Ken Moulson, who has been coming to the local attraction for walks for over ten years noticed on his latest visit that the Victorian buildings were being badly neglected.
He said: “Buildings and structures, such as the beautiful ornametal archway, are becoming dilapidated.
“Vegetation is growing out of much of the stonework and original wrought iron work is rusting. There’s also graffiti on some buildings.
“Why is such an amazing asset being left to rot?
“The house, which used to be a museum/visitor centre, has closed.
“Why isn’t Scottish Water carrying out maintenance on such a valuable historic amenity and making more of the fascinating history of the waterworks, which is often visited by tourists.

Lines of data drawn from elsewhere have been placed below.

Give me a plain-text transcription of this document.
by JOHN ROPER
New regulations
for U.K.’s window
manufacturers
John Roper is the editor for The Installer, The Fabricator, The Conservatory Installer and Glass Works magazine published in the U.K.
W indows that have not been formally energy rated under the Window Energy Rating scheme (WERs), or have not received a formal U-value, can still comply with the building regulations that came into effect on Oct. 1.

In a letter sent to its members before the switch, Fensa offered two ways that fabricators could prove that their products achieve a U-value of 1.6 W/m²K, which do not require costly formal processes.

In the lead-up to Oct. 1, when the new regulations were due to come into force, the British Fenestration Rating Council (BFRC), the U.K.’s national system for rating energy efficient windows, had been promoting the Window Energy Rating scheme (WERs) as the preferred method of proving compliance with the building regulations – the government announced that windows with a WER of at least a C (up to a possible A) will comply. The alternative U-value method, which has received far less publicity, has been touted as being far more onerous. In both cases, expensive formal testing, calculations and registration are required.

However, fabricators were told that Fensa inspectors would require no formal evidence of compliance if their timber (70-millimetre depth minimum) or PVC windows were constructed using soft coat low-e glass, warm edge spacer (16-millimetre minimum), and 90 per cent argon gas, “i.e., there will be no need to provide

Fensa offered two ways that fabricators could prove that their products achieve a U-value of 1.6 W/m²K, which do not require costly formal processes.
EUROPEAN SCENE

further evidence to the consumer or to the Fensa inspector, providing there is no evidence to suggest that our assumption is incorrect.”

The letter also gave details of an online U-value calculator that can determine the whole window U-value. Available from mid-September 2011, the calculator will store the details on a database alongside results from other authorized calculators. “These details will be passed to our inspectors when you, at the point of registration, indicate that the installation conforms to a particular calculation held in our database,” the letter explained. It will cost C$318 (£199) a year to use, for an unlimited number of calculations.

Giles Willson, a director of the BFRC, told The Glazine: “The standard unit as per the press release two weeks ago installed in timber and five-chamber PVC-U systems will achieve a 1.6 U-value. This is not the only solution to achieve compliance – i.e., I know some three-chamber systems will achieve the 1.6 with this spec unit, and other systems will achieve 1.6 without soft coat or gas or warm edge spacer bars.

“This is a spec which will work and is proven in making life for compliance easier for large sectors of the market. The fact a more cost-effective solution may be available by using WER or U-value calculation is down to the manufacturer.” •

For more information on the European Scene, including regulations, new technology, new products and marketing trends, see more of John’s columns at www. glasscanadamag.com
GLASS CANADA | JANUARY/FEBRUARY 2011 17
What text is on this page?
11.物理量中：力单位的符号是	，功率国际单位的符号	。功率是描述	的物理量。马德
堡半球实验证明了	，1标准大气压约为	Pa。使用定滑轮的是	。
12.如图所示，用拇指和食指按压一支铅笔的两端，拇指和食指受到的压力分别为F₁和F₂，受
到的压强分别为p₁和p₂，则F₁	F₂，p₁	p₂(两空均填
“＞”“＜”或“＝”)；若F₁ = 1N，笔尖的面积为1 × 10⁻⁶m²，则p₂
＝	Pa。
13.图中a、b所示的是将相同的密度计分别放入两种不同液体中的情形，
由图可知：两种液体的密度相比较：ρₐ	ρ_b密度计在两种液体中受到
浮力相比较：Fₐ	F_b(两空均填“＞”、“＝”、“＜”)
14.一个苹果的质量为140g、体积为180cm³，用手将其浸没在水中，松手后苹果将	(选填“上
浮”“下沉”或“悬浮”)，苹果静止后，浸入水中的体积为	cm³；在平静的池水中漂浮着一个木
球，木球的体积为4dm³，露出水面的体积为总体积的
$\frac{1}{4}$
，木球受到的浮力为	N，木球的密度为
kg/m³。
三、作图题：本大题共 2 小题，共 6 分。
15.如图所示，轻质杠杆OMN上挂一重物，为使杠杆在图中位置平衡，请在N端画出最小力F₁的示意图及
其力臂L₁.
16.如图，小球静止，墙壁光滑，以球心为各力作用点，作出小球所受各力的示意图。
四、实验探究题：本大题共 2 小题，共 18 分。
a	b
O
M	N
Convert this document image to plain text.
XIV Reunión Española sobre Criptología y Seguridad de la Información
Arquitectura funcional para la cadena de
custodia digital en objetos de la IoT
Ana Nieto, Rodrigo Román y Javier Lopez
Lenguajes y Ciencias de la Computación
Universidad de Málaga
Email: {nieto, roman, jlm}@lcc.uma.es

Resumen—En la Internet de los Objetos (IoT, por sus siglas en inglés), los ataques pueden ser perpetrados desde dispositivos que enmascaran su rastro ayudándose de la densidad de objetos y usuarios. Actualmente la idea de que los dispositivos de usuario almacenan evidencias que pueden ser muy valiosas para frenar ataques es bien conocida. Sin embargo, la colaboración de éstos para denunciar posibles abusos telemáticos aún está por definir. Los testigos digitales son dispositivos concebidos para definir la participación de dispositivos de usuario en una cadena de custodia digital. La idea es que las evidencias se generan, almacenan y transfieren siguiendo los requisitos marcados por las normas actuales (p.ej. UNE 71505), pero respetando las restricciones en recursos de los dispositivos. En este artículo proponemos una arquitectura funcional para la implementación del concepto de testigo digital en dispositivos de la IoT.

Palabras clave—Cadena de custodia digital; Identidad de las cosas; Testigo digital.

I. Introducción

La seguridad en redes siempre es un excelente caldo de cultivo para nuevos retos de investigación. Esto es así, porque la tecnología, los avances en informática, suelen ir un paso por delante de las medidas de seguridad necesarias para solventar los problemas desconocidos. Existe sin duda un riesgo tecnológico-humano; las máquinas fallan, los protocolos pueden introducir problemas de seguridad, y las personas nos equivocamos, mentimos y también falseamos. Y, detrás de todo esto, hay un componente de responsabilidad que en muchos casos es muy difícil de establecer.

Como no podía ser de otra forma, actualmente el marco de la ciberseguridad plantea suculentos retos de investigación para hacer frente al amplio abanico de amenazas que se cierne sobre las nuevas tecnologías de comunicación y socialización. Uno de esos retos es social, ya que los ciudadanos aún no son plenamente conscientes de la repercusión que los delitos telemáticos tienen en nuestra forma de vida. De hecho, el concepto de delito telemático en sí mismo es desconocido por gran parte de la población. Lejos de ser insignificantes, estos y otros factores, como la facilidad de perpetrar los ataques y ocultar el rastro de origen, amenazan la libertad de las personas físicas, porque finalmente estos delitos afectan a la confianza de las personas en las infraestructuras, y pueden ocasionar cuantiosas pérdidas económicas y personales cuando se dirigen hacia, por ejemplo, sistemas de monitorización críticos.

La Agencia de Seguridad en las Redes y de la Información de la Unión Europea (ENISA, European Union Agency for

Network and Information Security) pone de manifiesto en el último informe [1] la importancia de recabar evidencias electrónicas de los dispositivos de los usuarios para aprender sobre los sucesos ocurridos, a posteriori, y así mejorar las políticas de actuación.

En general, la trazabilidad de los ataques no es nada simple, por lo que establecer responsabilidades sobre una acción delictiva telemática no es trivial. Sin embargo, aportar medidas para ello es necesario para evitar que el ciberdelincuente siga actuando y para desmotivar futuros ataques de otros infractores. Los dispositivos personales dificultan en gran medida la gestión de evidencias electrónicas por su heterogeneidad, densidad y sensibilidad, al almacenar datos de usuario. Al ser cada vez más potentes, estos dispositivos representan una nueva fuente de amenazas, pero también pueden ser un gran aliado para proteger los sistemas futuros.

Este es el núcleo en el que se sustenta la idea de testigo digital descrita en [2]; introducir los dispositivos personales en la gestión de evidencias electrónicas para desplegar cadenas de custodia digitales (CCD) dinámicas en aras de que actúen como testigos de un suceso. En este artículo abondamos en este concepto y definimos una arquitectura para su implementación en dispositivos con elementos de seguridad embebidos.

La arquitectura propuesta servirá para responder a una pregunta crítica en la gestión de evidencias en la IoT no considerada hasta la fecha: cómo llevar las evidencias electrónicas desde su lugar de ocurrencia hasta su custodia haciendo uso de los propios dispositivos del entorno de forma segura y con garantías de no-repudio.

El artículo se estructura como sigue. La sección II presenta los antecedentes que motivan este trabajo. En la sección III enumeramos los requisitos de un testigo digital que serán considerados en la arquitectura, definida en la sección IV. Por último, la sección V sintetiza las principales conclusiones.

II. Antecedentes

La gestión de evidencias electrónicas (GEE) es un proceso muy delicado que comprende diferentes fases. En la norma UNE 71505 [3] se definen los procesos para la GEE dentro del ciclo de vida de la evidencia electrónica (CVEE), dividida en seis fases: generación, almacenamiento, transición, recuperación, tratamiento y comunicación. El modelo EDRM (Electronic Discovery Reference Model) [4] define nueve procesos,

He added: “There was great human effort required to build such an engineering feat as they had to dig solid rock from Loch Katrine to Glasgow.
“It took years to achieve and it was a huge investment for Glasgow Corporation.
“It’s sad that any respect for the appearance of the place appears to have been lost in recent years.
“I want to know why Scottish Water has allowed it to become so shoddy?”
A spokesperson for Scottish Water, said: “We are assessing what maintenance and improvement work might be required on our property at the former Milngavie Water Treatment Works and in the area around the Mugdock and Craigmaddie reservoirs.”
The Milngavie reservoir is visited by tourists and walkers.
It is made up of the Craigmaddie and Mugdock reservoirs and was opened in 1859 by Queen Victoria.
It is the main supplier of water to the city of Glasgow and can hold up to 548 million gallons of water.
The waterworks led to the virtual eradication of typhoid and cholera, diseases which were widespread at the time, in the city.